Un agent de santé utilise une tête thermique pour détecter un virus monkeypox sur les passagers arrivant à l’aéroport international Soekarno-Hatta de Tangerang près de Jakarta, en Indonésie, le 15 mai 2019.

Jepayona Delita | Édition du futur | Getty Images

Mercredi soir, les autorités sanitaires américaines ont confirmé un cas de virus monkeypox dans le Massachusetts, le premier à être signalé à travers le pays cette année.

Les Centers for Disease Control and Prevention et les responsables de la santé du Massachusetts enquêtent sur un cas, qui a été identifié chez un homme qui a récemment voyagé au Canada.

Le patient est hospitalisé et en “bon état”, et les autorités s’efforcent de trouver des personnes qui auraient pu être en contact avec lui alors qu’il était contagieux, a déclaré le département de la santé publique du Massachusetts. Le ministère a souligné que l’affaire ne présentait aucun risque pour le public.

Monkeypox est “une maladie virale rare mais potentiellement grave” qui commence par des symptômes pseudo-grippaux et le gonflement des ganglions lymphatiques, selon des responsables du Massachusetts. L’infection progresse finalement pour inclure une éruption cutanée sur le corps et le visage et dure généralement de deux à quatre semaines.

CNBC Santé et Sciences

Lisez la dernière couverture mondiale de CNBC sur la pandémie de Covid:

Le virus est réapparu au Nigeria en 2017 après quatre décennies sans un seul cas confirmé, selon le CDC. Depuis lors, 450 cas signalés de monkeypox ont été signalés au Nigeria et au moins huit autres ont été signalés à l’échelle internationale, a indiqué l’agence de santé publique.

L’année dernière, le Texas et le Maryland ont chacun signalé un cas chez des personnes qui avaient récemment voyagé au Nigeria, selon les responsables du Massachusetts.

D’autres cas sont apparus dans le monde au cours des deux dernières semaines, notamment au Portugal, en Espagne et au Royaume-Uni, a indiqué le CDC. On ne sait pas comment les habitants de ces pays ont été exposés au monkeypox, mais l’agence a noté que les cas incluent des personnes qui s’identifient comme des hommes ayant des rapports sexuels avec des hommes.

Le CDC a exhorté les cliniciens à rechercher les patients présentant des éruptions cutanées compatibles avec le monkeypox, quelle que soit leur orientation sexuelle ou s’ils ont voyagé. Les personnes soupçonnées d’avoir le virus doivent être isolées dans une salle à pression négative – des espaces utilisés pour isoler les patients – et le personnel doit porter un équipement de protection individuelle approprié autour d’eux, selon l’agence.

“Beaucoup de ces rapports mondiaux de cas de monkeypox se produisent au sein de réseaux sexuels. Cependant, les prestataires de soins de santé doivent être attentifs à toute éruption cutanée présentant des caractéristiques typiques du monkeypox”, a déclaré Inger Damon, directrice de la division des pathogènes et pathologies à hautes conséquences du CDC. , dans un rapport.

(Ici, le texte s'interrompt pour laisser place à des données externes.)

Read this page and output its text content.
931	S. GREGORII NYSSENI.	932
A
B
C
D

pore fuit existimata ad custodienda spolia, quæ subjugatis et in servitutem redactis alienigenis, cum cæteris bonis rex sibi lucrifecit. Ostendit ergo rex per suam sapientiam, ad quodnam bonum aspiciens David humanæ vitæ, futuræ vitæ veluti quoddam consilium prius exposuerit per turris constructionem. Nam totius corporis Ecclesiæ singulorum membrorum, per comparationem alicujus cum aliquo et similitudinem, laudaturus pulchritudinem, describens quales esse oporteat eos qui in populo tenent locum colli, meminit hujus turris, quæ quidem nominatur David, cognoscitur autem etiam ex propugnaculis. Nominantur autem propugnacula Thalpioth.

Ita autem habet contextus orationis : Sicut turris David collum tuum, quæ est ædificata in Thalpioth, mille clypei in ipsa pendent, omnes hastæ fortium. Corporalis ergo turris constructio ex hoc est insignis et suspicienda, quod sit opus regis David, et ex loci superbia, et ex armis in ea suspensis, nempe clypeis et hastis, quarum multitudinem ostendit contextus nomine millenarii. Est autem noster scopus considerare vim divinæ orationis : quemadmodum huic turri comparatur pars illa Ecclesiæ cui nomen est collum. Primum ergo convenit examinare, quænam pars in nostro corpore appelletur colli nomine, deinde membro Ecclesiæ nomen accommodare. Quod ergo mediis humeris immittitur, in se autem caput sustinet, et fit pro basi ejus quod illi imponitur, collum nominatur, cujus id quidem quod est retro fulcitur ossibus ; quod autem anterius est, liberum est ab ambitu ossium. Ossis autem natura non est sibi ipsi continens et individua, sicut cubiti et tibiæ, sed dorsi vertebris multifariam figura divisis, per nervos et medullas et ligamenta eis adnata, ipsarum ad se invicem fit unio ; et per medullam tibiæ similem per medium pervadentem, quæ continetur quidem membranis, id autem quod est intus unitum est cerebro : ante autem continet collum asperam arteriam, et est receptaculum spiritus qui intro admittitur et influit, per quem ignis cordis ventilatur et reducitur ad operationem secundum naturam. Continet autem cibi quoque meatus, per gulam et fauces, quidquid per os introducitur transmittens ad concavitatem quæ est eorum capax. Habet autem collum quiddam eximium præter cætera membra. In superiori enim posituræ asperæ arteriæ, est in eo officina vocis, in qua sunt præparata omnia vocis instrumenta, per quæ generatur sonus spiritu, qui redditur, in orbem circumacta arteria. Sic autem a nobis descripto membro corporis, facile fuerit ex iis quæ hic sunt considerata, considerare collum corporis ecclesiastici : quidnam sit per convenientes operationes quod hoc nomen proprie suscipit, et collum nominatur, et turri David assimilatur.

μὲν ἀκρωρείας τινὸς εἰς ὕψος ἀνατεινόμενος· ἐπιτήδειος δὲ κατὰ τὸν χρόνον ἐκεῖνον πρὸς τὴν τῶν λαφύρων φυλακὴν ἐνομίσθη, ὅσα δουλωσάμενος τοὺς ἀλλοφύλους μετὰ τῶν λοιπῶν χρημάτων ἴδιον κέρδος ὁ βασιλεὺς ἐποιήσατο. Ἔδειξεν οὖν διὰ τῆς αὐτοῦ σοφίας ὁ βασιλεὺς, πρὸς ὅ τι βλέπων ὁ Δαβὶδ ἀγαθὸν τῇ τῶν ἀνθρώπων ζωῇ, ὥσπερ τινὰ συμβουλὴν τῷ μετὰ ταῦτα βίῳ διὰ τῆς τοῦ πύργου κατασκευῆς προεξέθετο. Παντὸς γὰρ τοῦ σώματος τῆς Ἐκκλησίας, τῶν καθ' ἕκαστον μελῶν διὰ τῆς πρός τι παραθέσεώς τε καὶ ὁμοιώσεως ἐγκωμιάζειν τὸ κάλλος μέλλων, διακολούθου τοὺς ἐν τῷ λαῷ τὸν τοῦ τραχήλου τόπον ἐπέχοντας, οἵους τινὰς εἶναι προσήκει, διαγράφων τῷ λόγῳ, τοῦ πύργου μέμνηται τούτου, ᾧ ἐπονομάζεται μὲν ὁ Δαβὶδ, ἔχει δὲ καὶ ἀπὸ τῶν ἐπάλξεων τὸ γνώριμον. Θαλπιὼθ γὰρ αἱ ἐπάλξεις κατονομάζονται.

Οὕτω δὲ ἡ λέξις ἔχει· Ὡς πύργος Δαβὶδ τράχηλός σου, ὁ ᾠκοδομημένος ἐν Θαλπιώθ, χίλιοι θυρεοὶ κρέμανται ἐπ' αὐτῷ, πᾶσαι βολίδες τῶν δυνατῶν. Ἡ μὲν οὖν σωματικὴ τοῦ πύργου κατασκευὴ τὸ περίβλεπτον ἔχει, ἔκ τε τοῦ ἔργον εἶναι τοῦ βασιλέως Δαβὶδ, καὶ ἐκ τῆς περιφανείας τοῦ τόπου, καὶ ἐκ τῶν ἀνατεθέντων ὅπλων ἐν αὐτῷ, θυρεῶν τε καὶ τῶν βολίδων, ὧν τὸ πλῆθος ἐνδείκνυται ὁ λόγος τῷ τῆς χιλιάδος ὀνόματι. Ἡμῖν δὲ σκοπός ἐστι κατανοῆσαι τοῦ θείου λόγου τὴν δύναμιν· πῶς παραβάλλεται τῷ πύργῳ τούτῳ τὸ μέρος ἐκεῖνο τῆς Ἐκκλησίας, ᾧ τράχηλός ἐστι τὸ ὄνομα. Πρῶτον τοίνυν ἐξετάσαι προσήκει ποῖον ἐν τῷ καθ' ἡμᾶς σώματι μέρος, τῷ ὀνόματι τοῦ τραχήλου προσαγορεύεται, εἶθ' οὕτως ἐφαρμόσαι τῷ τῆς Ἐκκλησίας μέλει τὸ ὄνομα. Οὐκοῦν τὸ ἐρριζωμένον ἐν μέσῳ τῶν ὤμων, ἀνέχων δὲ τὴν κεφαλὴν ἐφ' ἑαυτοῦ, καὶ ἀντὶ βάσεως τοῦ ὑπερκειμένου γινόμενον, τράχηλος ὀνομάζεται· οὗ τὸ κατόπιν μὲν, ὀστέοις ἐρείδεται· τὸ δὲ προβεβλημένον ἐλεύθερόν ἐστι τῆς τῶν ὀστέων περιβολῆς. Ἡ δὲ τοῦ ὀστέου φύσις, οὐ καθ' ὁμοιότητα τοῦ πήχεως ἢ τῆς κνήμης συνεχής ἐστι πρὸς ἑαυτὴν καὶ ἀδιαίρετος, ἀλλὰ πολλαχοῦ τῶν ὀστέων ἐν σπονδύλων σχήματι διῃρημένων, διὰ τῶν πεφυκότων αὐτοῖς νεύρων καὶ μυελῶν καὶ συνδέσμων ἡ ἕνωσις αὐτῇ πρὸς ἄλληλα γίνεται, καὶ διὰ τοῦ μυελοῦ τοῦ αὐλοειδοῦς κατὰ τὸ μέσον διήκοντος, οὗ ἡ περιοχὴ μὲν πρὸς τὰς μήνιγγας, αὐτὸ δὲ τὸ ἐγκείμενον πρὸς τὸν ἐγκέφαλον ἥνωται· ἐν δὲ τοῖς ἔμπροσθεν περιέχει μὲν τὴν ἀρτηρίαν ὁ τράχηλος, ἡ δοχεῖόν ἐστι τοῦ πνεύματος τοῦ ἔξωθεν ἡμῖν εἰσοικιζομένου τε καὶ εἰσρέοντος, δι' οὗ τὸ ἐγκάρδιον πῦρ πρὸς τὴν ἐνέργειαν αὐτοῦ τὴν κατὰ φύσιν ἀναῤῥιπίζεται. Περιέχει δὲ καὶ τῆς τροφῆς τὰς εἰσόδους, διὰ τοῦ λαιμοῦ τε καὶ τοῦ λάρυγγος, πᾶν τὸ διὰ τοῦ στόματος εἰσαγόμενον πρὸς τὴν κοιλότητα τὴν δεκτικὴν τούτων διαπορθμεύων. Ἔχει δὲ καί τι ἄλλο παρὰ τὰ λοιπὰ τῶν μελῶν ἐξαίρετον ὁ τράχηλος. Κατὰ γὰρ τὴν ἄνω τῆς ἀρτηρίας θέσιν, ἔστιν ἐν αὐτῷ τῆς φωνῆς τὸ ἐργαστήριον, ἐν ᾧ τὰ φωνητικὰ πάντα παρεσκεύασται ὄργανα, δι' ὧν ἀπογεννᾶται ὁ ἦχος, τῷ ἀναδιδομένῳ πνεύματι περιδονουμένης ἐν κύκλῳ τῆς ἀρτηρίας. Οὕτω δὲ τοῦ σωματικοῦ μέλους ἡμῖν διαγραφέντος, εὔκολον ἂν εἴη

“Nous demandons au public de contacter son fournisseur de soins de santé s’il a une nouvelle éruption cutanée et s’il est préoccupé par la variole du singe”, a ajouté Damon.

Le CDC a déclaré que le virus peut se propager par contact avec des fluides corporels, les plaies d’une personne atteinte de monkeypox et des objets partagés qui ont été contaminés par le virus. Monkeypox peut également se propager par des gouttelettes respiratoires dans un environnement proche, comme le même ménage, a indiqué l’agence.

Les désinfectants ménagers courants peuvent tuer le virus de la variole du singe, a ajouté le CDC.